Quand j’avais 8 ans, j’ai vécu un drame, une catastrophe sans nom : j’ai été 4ème de ma classe (sur 25 élèves) et cela n’était jamais arrivé à l’éternelle 1ère de classe que j’étais. J’en ai pleuré pendant des heures, pensant que ma vie était fichue et trouvant injuste que MA 1ère place ait été attribuée à quelqu’un d’autre. Comment la vie pouvait-elle être aussi cruelle ? J’étais inconsolable, et dans le concert de compassion familiale, une voix discordante m’a tirée de mes jérémiades. En effet, Myriam, une amie de mes parents m’a dit la phrase suivante, et je ne l’en remercierai jamais assez : « tu sais ma fille, tu ne seras pas toujours 1ère dans la vie, il t’arrivera même d’être dernière dans certaines choses, et ce ne sera pas la fin du monde. »

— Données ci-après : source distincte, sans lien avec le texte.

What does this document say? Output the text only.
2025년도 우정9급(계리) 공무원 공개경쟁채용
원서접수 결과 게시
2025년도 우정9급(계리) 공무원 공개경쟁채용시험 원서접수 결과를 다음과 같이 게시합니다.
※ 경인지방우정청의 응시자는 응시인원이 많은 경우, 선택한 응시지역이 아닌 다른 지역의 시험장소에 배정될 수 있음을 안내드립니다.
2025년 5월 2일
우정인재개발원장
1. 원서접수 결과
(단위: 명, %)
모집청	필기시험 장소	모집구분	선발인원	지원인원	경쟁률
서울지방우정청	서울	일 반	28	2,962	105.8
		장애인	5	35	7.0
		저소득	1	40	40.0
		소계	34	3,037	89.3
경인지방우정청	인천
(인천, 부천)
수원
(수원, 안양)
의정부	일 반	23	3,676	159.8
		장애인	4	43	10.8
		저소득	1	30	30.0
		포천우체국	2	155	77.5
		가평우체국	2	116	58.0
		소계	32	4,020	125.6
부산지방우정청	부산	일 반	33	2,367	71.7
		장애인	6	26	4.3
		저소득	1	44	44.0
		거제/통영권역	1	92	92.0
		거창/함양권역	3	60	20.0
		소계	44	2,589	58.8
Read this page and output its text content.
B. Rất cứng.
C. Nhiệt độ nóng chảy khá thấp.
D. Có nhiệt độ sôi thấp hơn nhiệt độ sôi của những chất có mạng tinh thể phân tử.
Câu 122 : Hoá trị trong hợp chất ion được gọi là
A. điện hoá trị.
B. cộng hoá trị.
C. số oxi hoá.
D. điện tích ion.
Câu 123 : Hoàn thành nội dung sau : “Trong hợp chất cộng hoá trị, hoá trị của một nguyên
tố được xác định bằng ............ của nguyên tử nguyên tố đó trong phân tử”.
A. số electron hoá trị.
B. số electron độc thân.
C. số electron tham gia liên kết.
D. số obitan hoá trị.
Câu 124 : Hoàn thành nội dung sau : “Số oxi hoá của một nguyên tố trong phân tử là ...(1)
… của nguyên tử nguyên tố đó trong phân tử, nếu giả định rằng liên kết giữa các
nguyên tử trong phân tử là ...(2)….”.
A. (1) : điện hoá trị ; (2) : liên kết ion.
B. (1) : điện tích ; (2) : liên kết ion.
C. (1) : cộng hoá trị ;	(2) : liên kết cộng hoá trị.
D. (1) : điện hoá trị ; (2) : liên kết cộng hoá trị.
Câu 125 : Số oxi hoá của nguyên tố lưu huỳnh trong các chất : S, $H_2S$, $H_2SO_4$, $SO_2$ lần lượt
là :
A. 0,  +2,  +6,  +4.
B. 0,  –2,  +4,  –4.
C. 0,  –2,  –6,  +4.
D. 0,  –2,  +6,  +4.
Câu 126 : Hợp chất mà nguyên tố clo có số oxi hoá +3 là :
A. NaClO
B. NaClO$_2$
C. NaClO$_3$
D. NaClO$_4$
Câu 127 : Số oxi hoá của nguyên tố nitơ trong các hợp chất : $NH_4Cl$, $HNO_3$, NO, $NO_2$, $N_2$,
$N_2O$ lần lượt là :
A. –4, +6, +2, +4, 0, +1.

La vie m’a démontré qu’elle avait raison et je veux partager avec vous les 3 leçons sur la réussite que seul l’échec pouvait m’apprendre :

  1. L’habitude du succès est le chemin le plus sûr pour ne pas réussir. Plus on réussit à quelque chose plus on recommence et moins on emprunte des chemins nouveaux. Or le chemin nouveau est celui qui ne nous garantit pas un succès immédiat, celui dont nous maîtrisons pas encore les détours. C’est aussi celui qui nous fera probablement avancer vers le véritable succès, celui qui s’apprend et celui qui nous apprend à être une meilleure version de nous-même. Parce que je n’ai pas été 1ère à l’école ce trimestre là, j’ai dû apprendre l’humilité et apprécier le succès que j’avais jusque-là considéré comme une évidence. Cette leçon à elle seule m’apprend encore aujourd’hui, face à mes limites, à mes échecs et à certains choix, à me dire que seule la fin de ma vie serait « la fin du monde ». Avant ça, j’échoue, je choisis, je fais des efforts, j’apprends, je réussis, et tout ça fait partie de la vie.
  2. La vie est une classe dans laquelle nous avons des professeurs différents. Dans une classe, les enseignant-e-s et les enseignements sont les mêmes pour tous, on peut donc savoir qui a été « meilleur-e» que l’autre dans telle ou telle matière. Mais la vie est plus complexe, et nous ne pouvons pas nous comparer les uns aux autres parce que nos blessures, nos rires, nos expériences marquantes sont trop différents pour qu’une échelle commune puisse exister et tant mieux. Il n’y a pas de premier de vie, il y a des vies qui se développent, se côtoient, se mêlent et se démêlent, et ont un sens et une valeur unique, sans classement possible.
  3. Faire la leçon aux autres c’est faire l’école buissonnière de sa propre vie. Ma mère nous a dit en grandissant, quand elle nous trouvait affalées sur le divan devant des séries passionnantes, que ce n’était pas normal de ne rien avoir à faire. On devait s’inquiéter d’avoir autant de temps pour « ne rien faire ». Je pense que ça s’applique à la vie. Si on a le temps de faire la leçon aux autres sur la façon de réussir leur vie, il y a de fortes chances pour que l’on soit entrain de rater ce que la vie veut nous apprendre à nous. En la matière il faut faire la différence entre faire la leçon, et prêter son cahier aux autres.

Aujourd’hui je constate que Myriam avait raison, je n’ai pas toujours été première dans la vie, et j’ai même été dernière dans certains domaines, et c’est vrai, c’était dur sur le moment, mais ce n’était pas la fin du monde. Grâce aux leçons de la vie, je sais aujourd’hui qu’échouer c’est renoncer à vivre la vie que l’on se choisit.